Come five o’clock I was out the door. I had my hand on the Jeep’s door handle when a hunch about the missing package occurred to me. I slung my briefcase onto the passenger seat, closed the door, and walked over to the outside garbage bin. Taking a deep breath, I opened one of the lids and peered down, looking for actual garbage. No need to get slime all over myself. Seeing none, I crawled over the side and started shuffling paper and old envelopes around. Talk about a needle in a haystack. I looked back over my shoulder to see if anybody had seen me. Since everybody else stopped work either at four o’clock or five-thirty, there was little chance anyone had. I dove back into the trash, determined to inspect the whole bin. I knew it as soon as I saw it: a large package, two feet on a side, with writing all over it, naturally at the very bottom of the bin.
It was my first inclination to haul the box out and call its owner. It was not just its weight—probably better than forty pounds—that made me pause. There was no way it had been put in the bin by mistake. Not a box that large. I laid it back down on the bottom of the bin. Garbage pick-up was not due for the next two days. Did I play amateur detective, or did I hand the “case” over to the postal inspectors?
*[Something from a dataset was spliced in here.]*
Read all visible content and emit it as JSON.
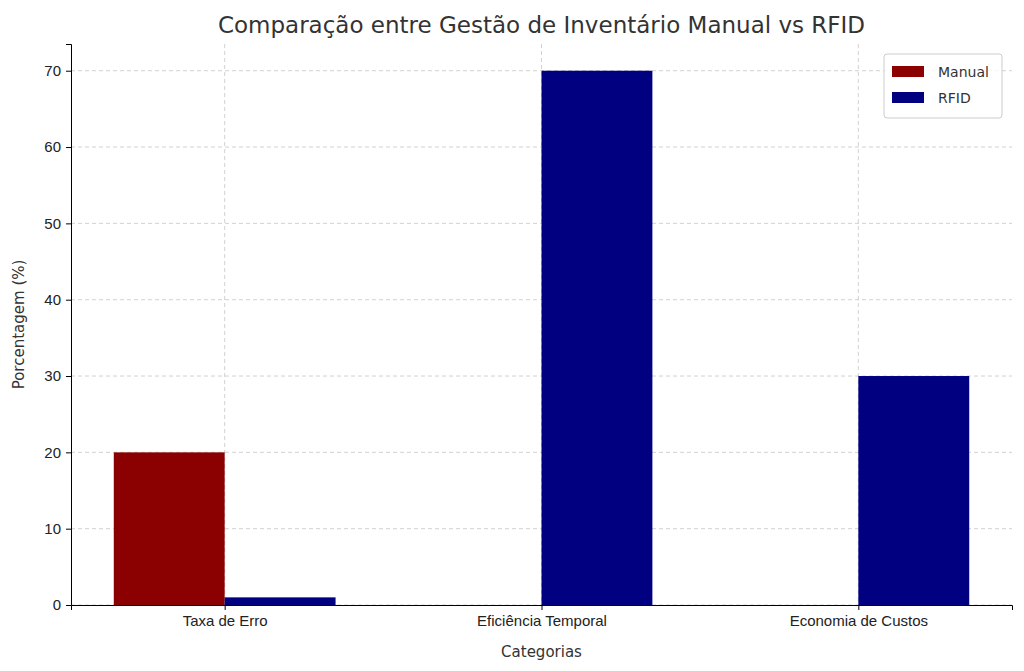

There was no way they could get here before morning, and meanwhile the culprit might make off with the package.
I climbed out of the bin without the package. If we had a stolen parts ring here in Fire Bay, then it was up to the US Postal Service to solve it. But I had to cover my rear. I knew the Boss wasn’t a great admirer of John Crouch, the postal inspector, so he might support me for a day or so.
I climbed into the Jeep and hustled to the B & B. Maybe I could catch the Boss before he left work.